Simplifying an expression means to perform all possible arithmetic operations to reduce it to its simplest form. After substituting the values in our exercise, \[ \frac{23 - 5}{6} \], the next step is to simplify the numerator, which is the part of the fraction above the line. By performing the subtraction: \[ 23 - 5 = 18 \]. Now, the fraction is \[ \frac{18}{6} \], which is simpler and easier to work with than the original. Simplifying expressions is a critical algebraic skill, as it also helps in making more complex expressions easier to manage and understand.

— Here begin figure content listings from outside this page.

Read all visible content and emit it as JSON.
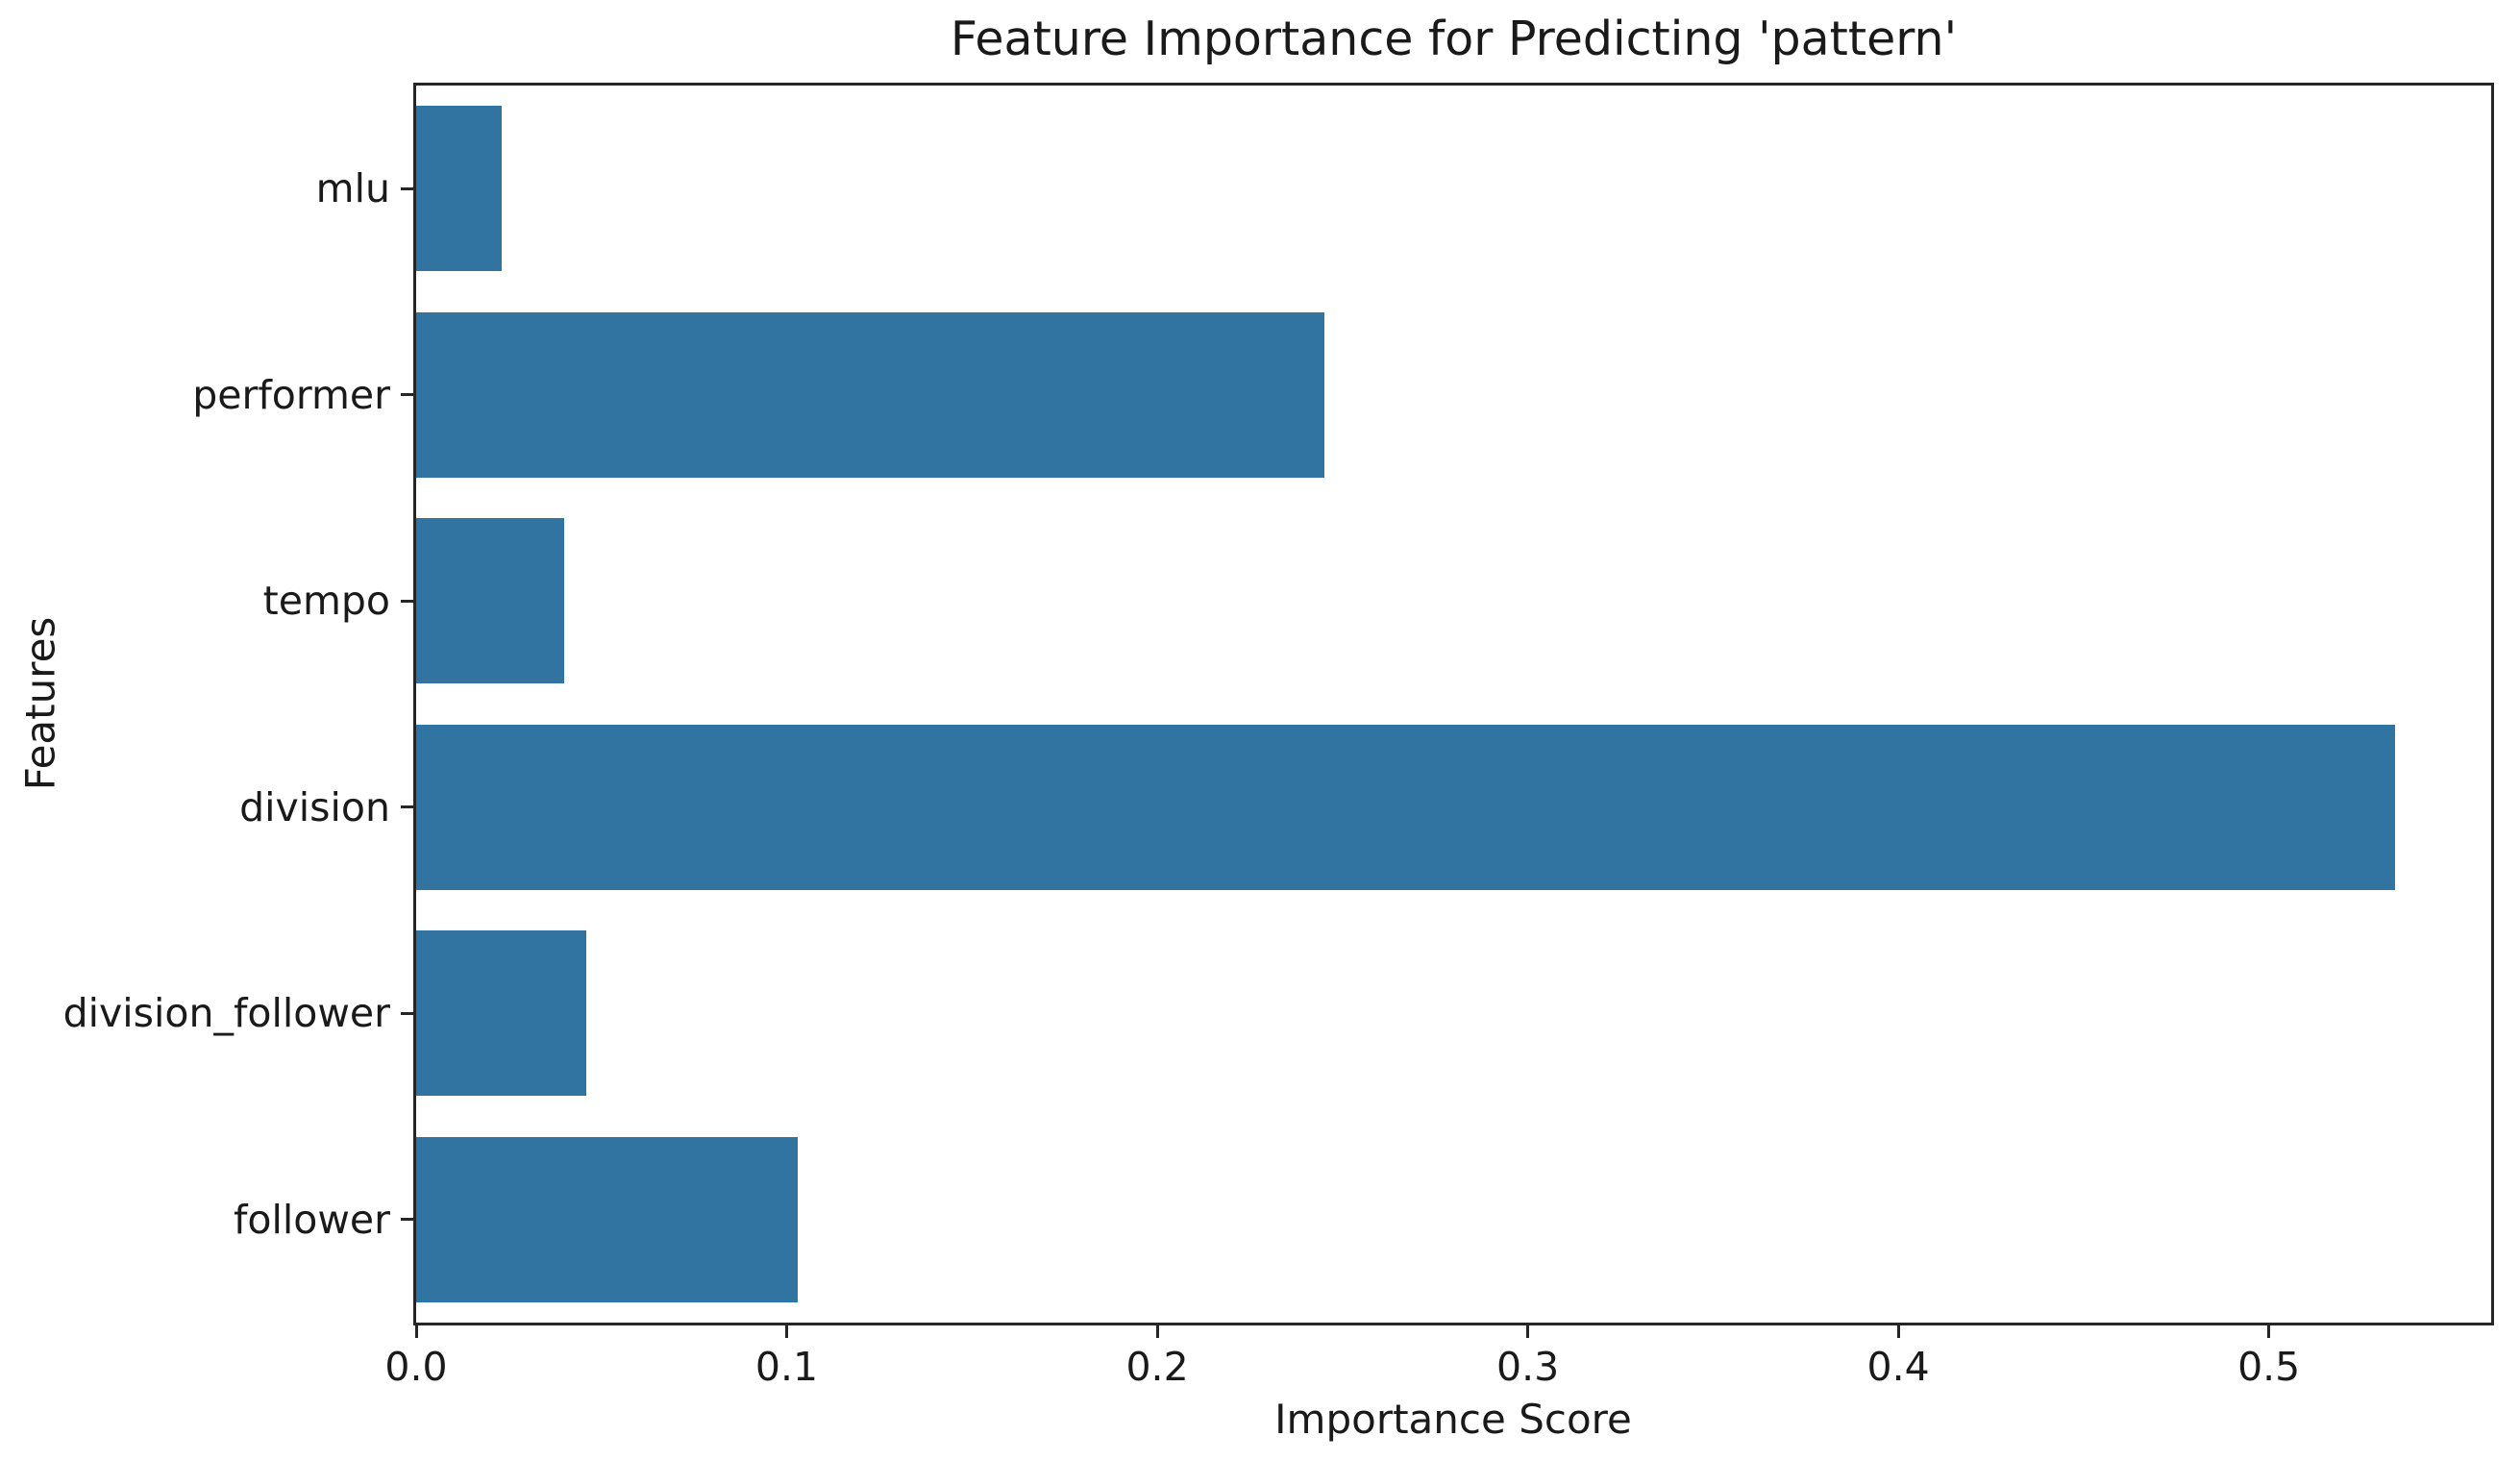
{
  "chart_data": {
    "type": "bar",
    "orientation": "horizontal",
    "title": "Feature Importance for Predicting 'pattern'",
    "xlabel": "Importance Score",
    "ylabel": "Features",
    "categories": [
      "mlu",
      "performer",
      "tempo",
      "division",
      "division_follower",
      "follower"
    ],
    "values": [
      0.023,
      0.245,
      0.04,
      0.534,
      0.046,
      0.103
    ],
    "xlim": [
      0,
      0.56
    ],
    "xtick_labels": [
      "0.0",
      "0.1",
      "0.2",
      "0.3",
      "0.4",
      "0.5"
    ],
    "xtick_values": [
      0.0,
      0.1,
      0.2,
      0.3,
      0.4,
      0.5
    ],
    "bar_height_fraction": 0.8,
    "grid": false,
    "legend": "none",
    "bar_color": "#3274a1",
    "text_color": "#1a1a1a",
    "spine_color": "#262626"
  }
}
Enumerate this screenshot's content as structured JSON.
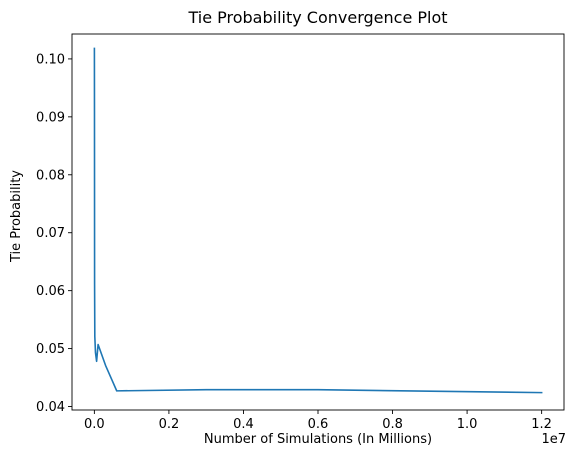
{
  "chart_data": {
    "type": "line",
    "title": "Tie Probability Convergence Plot",
    "xlabel": "Number of Simulations (In Millions)",
    "ylabel": "Tie Probability",
    "x_offset_label": "1e7",
    "xlim": [
      -600000,
      12600000
    ],
    "ylim": [
      0.0394,
      0.1043
    ],
    "x_ticks": [
      0,
      2000000,
      4000000,
      6000000,
      8000000,
      10000000,
      12000000
    ],
    "x_tick_labels": [
      "0.0",
      "0.2",
      "0.4",
      "0.6",
      "0.8",
      "1.0",
      "1.2"
    ],
    "y_ticks": [
      0.04,
      0.05,
      0.06,
      0.07,
      0.08,
      0.09,
      0.1
    ],
    "y_tick_labels": [
      "0.04",
      "0.05",
      "0.06",
      "0.07",
      "0.08",
      "0.09",
      "0.10"
    ],
    "grid": false,
    "legend": "none",
    "series": [
      {
        "color": "#1f77b4",
        "x": [
          1000,
          3000,
          6000,
          12000,
          30000,
          60000,
          100000,
          300000,
          600000,
          3000000,
          6000000,
          12000000
        ],
        "y": [
          0.1018,
          0.091,
          0.0611,
          0.0521,
          0.0493,
          0.0478,
          0.0507,
          0.0471,
          0.0427,
          0.0429,
          0.0429,
          0.0424
        ]
      }
    ]
  }
}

Division and subtraction are key arithmetic operations that you often encounter in algebra. In our exercise, after simplifying the numerator to 18, we then divide this result by the denominator, 6. The division process is straightforward: \[ \frac{18}{6} = 3 \]. Subtraction was used earlier to simplify the numerator: \[ 23 - 5 = 18 \]. Both operations play a significant role in reaching the final solution. Mastering these basic arithmetic skills ensures that you can tackle more complex algebraic problems with confidence.